More Needed To Fix Dodgy Money Deals
Mainland anti-graft officials admitted the problem of mainland criminals laundering money through Hong Kong have not been “properly tackled.”
At a seminar on financial crime yesterday, Guo Xingwang, director-general of the Supreme People’s Procuratorate’s International Cooperation Department, said: “We have been collaborating with Hong Kong and Macau a lot on financial investigations. But we have to step up the efforts, both on financial investigation and assets recovery.
“The problem of laundering internationally through Hong Kong had not been properly tackled yet,” Guo told the seminar hosted by the Independent Commission Against Corruption.
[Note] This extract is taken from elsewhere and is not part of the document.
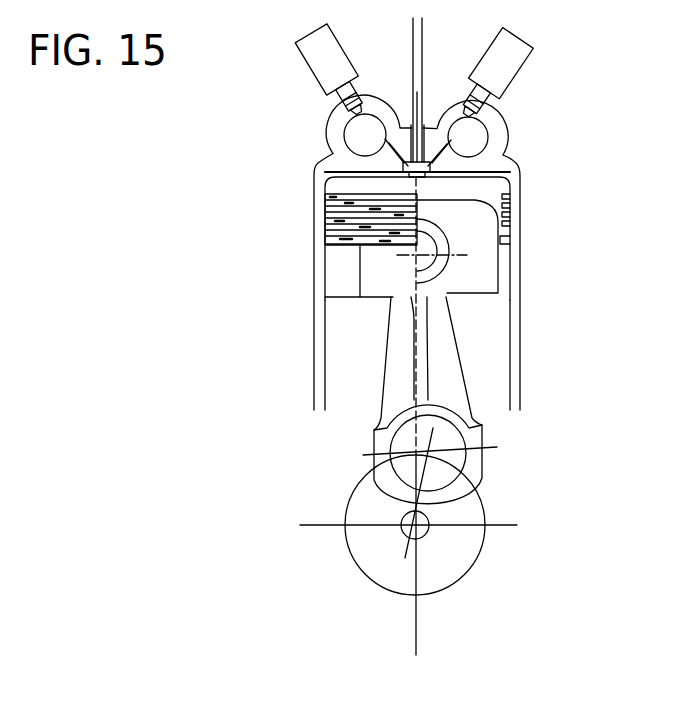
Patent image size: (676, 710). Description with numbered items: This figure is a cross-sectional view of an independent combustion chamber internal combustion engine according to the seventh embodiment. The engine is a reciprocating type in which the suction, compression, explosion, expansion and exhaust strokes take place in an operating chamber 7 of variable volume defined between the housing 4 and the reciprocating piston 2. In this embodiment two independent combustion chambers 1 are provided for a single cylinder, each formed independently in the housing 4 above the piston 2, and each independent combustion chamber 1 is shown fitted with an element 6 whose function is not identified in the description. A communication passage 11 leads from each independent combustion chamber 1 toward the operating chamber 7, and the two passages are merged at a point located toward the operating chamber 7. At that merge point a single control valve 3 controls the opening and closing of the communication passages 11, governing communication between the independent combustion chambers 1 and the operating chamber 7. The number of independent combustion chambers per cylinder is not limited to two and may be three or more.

Wei Cai, deputy director in the Ministry of Supervision Department of International Cooperation, said President Xi Jinping has adopted a “zero- tolerance approach” toward corruption.
About 202,000 Chinese Communist Party members have been investigated since 2012, with 103,000 receiving disciplinary sanctions, Wei said. Among them were 240 officials at the vice minister level or above – 3.6 times the level of the previous five years, he said. Some 6,600 members were at the director-general level.
From 2014 to March this year, authorities recovered more than 8 billion yuan (HK$9.02 billion) from 2,800 “fugitives” in 19 regions.
“President Xi has commented on anti-corruption over 50 times on major diplomatic occasions,” Wei said. “Corruption is the enemy of all humanity. No country is immune to it. Only by cooperation can we achieve a win-win outcome.”
?ICAC chief Simon Peh Yun-lu said Hong Kong and the mainland have been working together under a “mutual assistance” basis.
“We must understand Hong Kong adheres to the one country, two systems,” Peh said.
Director of Public Prosecutions ?Keith Yeung Kar-hung said there have been increasing financial intelligence exchanges between Hong Kong and overseas investigators. In 2015, there were 1,974 exchanges, up from 1,270 in 2012.
Speaking from the perspective of a prosecutor, Yeung said financial investigation is a “powerful weapon.”
He added: “These are objective facts and beyond disputes. But there are still difficulties arising from borderless corruption and legal restraints.”
Peh was asked about the UGL case – currently under ICAC investigation – in which Chief Executive Leung Chun- ying received HK$50 million from the Australian company.
However, Peh refused to comment on the probe’s progress, saying he would not say anything about “individual cases.”
?Other speakers included Dimitri Vlassis, from the UN Office on Drugs and Crime, and David Green, director of Britain’s Serious Fraud Office.?
The two-day event has attracted more than 240 anti-graft professionals.